Week 9 Notes - Course Introduction

Published

November 10, 2025

Key Takeaways: Space-Time Prediction (Bike Share Demand)

1. Motivation and Problem Context

Real-world task: forecast bike share demand to support rebalancing.
Demand varies across space (stations) and time (hours).
Operational need: predict which stations will be empty or full ahead of time.
Models must capture temporal patterns and spatial differences simultaneously.

2. Panel Data Framework

Definition: same units observed repeatedly over time.
Each row = station-hour combination.
Enables analysis of both:
- Station-specific baselines (spatial effects).
- Time-based dynamics (temporal effects).

Examples of temporal variation: - Morning/evening commute peaks. - Weather and weekday effects. - Weekend and holiday differences.

3. Data Preparation

Binning Trips

Aggregate trips into consistent time intervals (e.g., hourly).
Purpose: identify temporal patterns and create comparable time steps.

Creating Features

Extract from timestamps:
- hour, day of week, week.
Label weekends and holidays.
Merge weather data (temperature, precipitation).

4. Temporal Lags

Past demand predicts future demand.
Common lag variables:
- lag1Hour, lag3Hours, lag12Hours, lag1day.
Capture persistence and daily cycles.
Must compute within each station.

5. Building a Complete Panel

Missing station-hour combinations break lag calculations.
Use expand.grid() to create all station-hour pairs.
Fill missing trip counts with zeros.
Join:
- Fixed attributes (station location, demographics).
- Time-varying features (weather, hour, weekday).

6. Temporal Validation

Rule: never train on the future to predict the past.
Split by time, not randomly.
- Train on early weeks → test on later weeks.
Mirrors operational forecasting: use past data to predict future behavior.
Prevents temporal leakage.

7. Model Development Progression

Baseline: time + weather.
+ Temporal lags: add past demand variables.
+ Spatial features: add demographics.
+ Fixed effects: control for station-level baselines.
+ Holidays: capture disruptions in demand.
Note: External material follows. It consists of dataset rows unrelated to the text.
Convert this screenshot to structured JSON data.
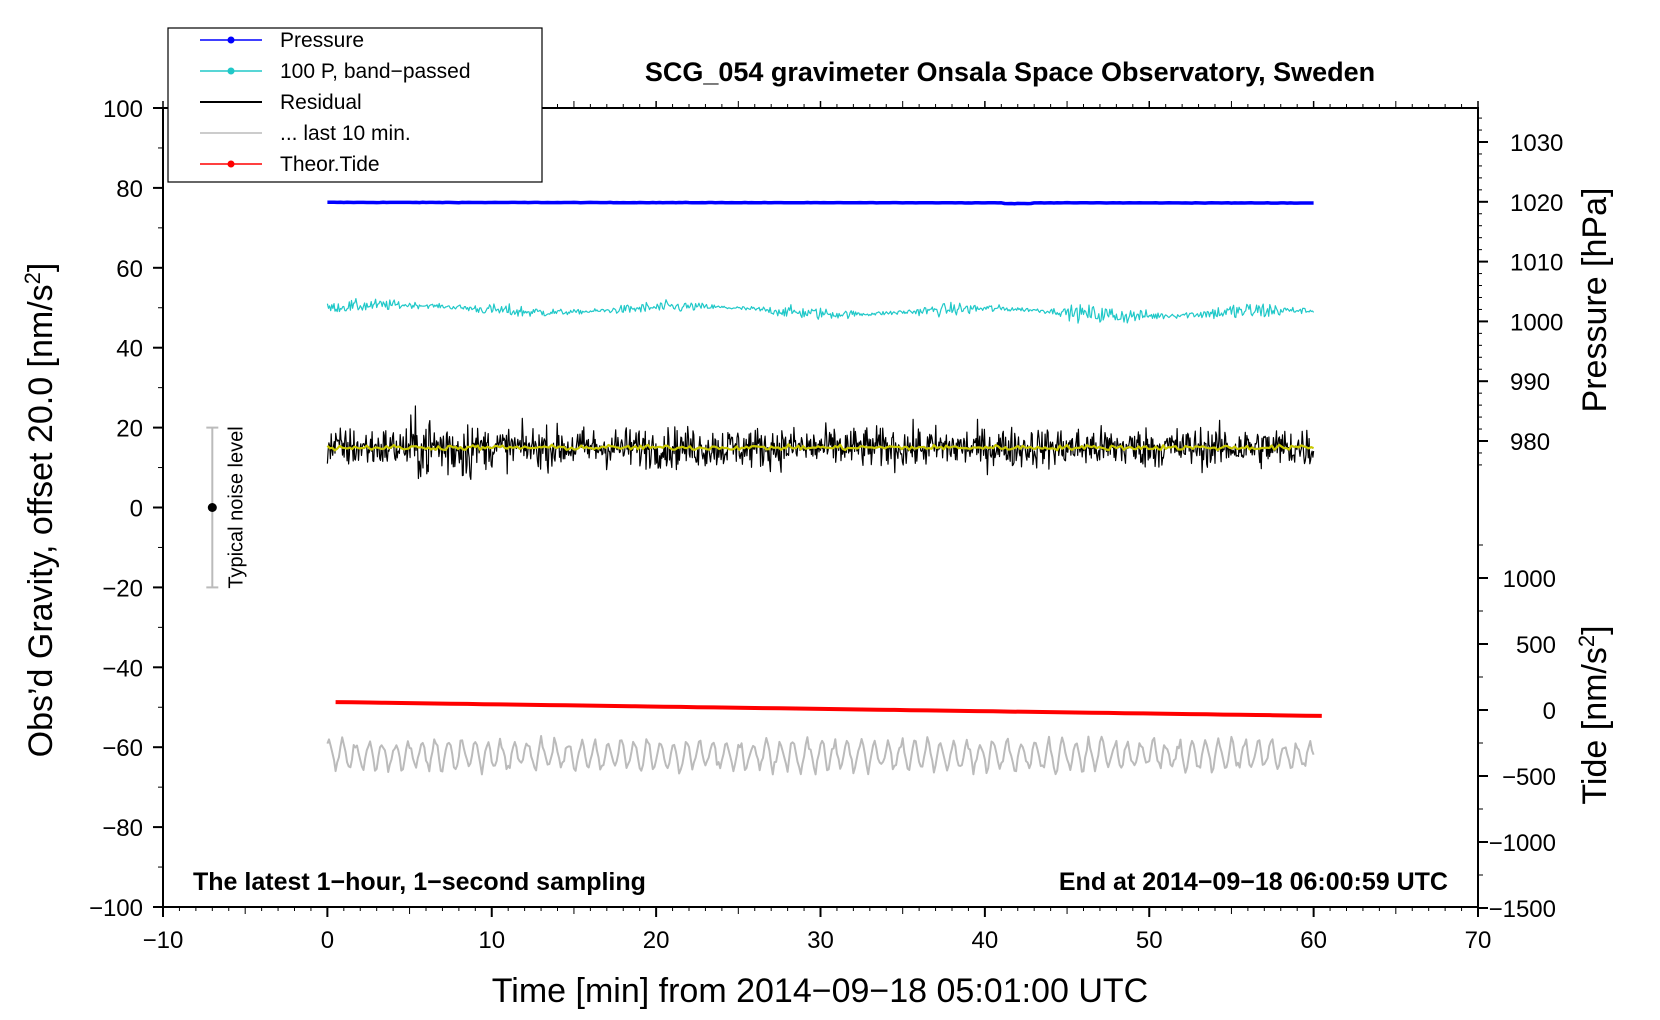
{
  "chart_data": {
    "type": "line",
    "title": "SCG_054 gravimeter Onsala Space Observatory, Sweden",
    "xlabel": "Time [min] from 2014−09−18 05:01:00 UTC",
    "ylabel_left": "Obs’d Gravity, offset 20.0 [nm/s",
    "ylabel_left_sup": "2",
    "ylabel_left_close": "]",
    "ylabel_pressure": "Pressure [hPa]",
    "ylabel_tide": "Tide [nm/s",
    "ylabel_tide_sup": "2",
    "ylabel_tide_close": "]",
    "xlim": [
      -10,
      70
    ],
    "ylim_left": [
      -100,
      100
    ],
    "pressure_range": [
      975,
      1035
    ],
    "tide_range": [
      -1500,
      1500
    ],
    "x_ticks": [
      "−10",
      "0",
      "10",
      "20",
      "30",
      "40",
      "50",
      "60",
      "70"
    ],
    "x_tick_values": [
      -10,
      0,
      10,
      20,
      30,
      40,
      50,
      60,
      70
    ],
    "y_left_ticks": [
      "100",
      "80",
      "60",
      "40",
      "20",
      "0",
      "−20",
      "−40",
      "−60",
      "−80",
      "−100"
    ],
    "y_left_tick_values": [
      100,
      80,
      60,
      40,
      20,
      0,
      -20,
      -40,
      -60,
      -80,
      -100
    ],
    "pressure_ticks": [
      "1030",
      "1020",
      "1010",
      "1000",
      "990",
      "980"
    ],
    "pressure_tick_values": [
      1030,
      1020,
      1010,
      1000,
      990,
      980
    ],
    "tide_ticks": [
      "1000",
      "500",
      "0",
      "−500",
      "−1000",
      "−1500"
    ],
    "tide_tick_values": [
      1000,
      500,
      0,
      -500,
      -1000,
      -1500
    ],
    "legend": [
      {
        "label": "Pressure",
        "color": "#0000ff",
        "marker": true
      },
      {
        "label": "100 P, band−passed",
        "color": "#20c8c8",
        "marker": true
      },
      {
        "label": "Residual",
        "color": "#000000",
        "marker": false
      },
      {
        "label": "... last 10 min.",
        "color": "#bbbbbb",
        "marker": false
      },
      {
        "label": "Theor.Tide",
        "color": "#ff0000",
        "marker": true
      }
    ],
    "series": [
      {
        "name": "Pressure",
        "color": "#0000ff",
        "x_range": [
          0,
          60
        ],
        "approx_hpa": [
          1019.9,
          1019.8
        ]
      },
      {
        "name": "100 P, band-passed",
        "color": "#20c8c8",
        "x_range": [
          0,
          60
        ],
        "approx_level": 50,
        "approx_amplitude": 2.5
      },
      {
        "name": "Residual",
        "color": "#000000",
        "x_range": [
          0,
          60
        ],
        "approx_level": 15,
        "approx_amplitude": 4
      },
      {
        "name": "Residual smoothed",
        "color": "#c8c800",
        "x_range": [
          0,
          60
        ],
        "approx_level": 15
      },
      {
        "name": "... last 10 min.",
        "color": "#bbbbbb",
        "x_range": [
          0,
          60
        ],
        "approx_level": -62,
        "approx_amplitude": 3.5
      },
      {
        "name": "Theor.Tide",
        "color": "#ff0000",
        "x_range": [
          0.5,
          60.5
        ],
        "approx_tide_nms2": [
          60,
          -45
        ]
      }
    ],
    "noise_bar": {
      "x": -7,
      "center": 0,
      "low": -20,
      "high": 20,
      "label": "Typical noise level"
    },
    "annotation_left": "The latest 1−hour, 1−second sampling",
    "annotation_right": "End at 2014−09−18 06:00:59 UTC"
  }
}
Performance metric: MAE (Mean Absolute Error)
→ Interpretable as “average trips off by X.”

8. Typical Results

Model	Key Additions	Improvement
1. Baseline	Time + Weather	Base level
2. + Lags	Temporal persistence	Major gain
3. + Demographics	Neighborhood context	Moderate
4. + Fixed Effects	Station baselines	Large gain
5. + Holidays	Event adjustments	Small gain

9. Space-Time Error Analysis

Examine residuals in both space and time.
Identify systematic under/over-prediction.
- Rush hours or weekends?
- Certain neighborhoods?
Map errors spatially to reveal missing features.
Check correlation between errors and demographics (equity concerns).

10. Policy Insights

High-volume stations: prediction accuracy most critical.
Temporal trends guide rebalancing schedules.
Persistent spatial errors may imply infrastructure or equity issues.
“Good enough” predictions depend on operational tolerance for error.

11. Broader Applications

Panel data + temporal lags apply to:
- Transit ridership
- Crime monitoring
- Housing dynamics
- Health and education outcomes
- Environmental monitoring

12. Core Concepts Recap

Panel data tracks the same spatial units over time.
Temporal lags encode short- and long-term persistence.
Temporal validation ensures realistic performance testing.
Station fixed effects handle unobserved spatial heterogeneity.
Space-time error analysis diagnoses model bias.
Equity assessment is essential for deployment decisions.